Tuna cytochrome c at 2.0 A resolution. III. Coordinate optimization and comparison of structures

N. Mandel, G. Mandel, B. L. Trus, J. Rosenberg, G. Carlson and R. E. Dickerson
Norman W. Church Laboratory of Chemical Biology, California Institute of Technology, Pasadena 91125.

Optimum coordinate sets have been obtained for ferrocytochrome c and the two symmetry-independent molecules of ferricytochrome c from tuna at 2.0 A resolution by making the best fit of models with standard bond lengths and angles to the experimental electron density maps (1977) J. Biol. Chem. 252, 759-785, as a preliminary to full refinement with 1.5 A data.
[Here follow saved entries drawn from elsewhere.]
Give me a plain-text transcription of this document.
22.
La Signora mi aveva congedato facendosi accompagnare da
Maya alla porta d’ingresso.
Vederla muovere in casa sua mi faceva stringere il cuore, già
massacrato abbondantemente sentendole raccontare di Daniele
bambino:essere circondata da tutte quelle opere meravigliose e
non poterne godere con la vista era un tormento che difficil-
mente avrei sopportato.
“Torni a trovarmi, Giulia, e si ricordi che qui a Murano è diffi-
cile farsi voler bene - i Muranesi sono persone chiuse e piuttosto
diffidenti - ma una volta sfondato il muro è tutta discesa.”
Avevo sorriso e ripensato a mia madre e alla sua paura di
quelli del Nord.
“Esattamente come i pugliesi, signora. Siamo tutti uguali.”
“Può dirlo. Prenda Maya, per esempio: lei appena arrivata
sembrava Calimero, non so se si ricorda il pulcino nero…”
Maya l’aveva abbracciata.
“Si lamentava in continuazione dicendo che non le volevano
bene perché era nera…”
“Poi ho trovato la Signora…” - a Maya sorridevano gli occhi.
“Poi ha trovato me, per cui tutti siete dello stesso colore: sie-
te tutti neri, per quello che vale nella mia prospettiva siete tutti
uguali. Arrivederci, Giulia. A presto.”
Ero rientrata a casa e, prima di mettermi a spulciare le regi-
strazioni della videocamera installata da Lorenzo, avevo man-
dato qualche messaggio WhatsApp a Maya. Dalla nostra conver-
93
Both the Diamond model-building programs and locally developed minicomputer routines were tried, with the latter preferred for economy and ease of operation, although both gave satisfactory results. Atomic coordinates are available on microfiche or from the Brookhaven Protein Data Bank. Using the two ferricytochrome molecules as a control, no differences between oxidized and reduced cytochrome molecules can be seen that are outside the probable limits of accuracy of the 2.0 A analysis. Rotation and subtractive difference map comparisons also show no conformation changes. If believable differences do appear in the course of the 1.5 A refinement now underway, these should be no more than minor breathing of main chain or adjustment of side chains.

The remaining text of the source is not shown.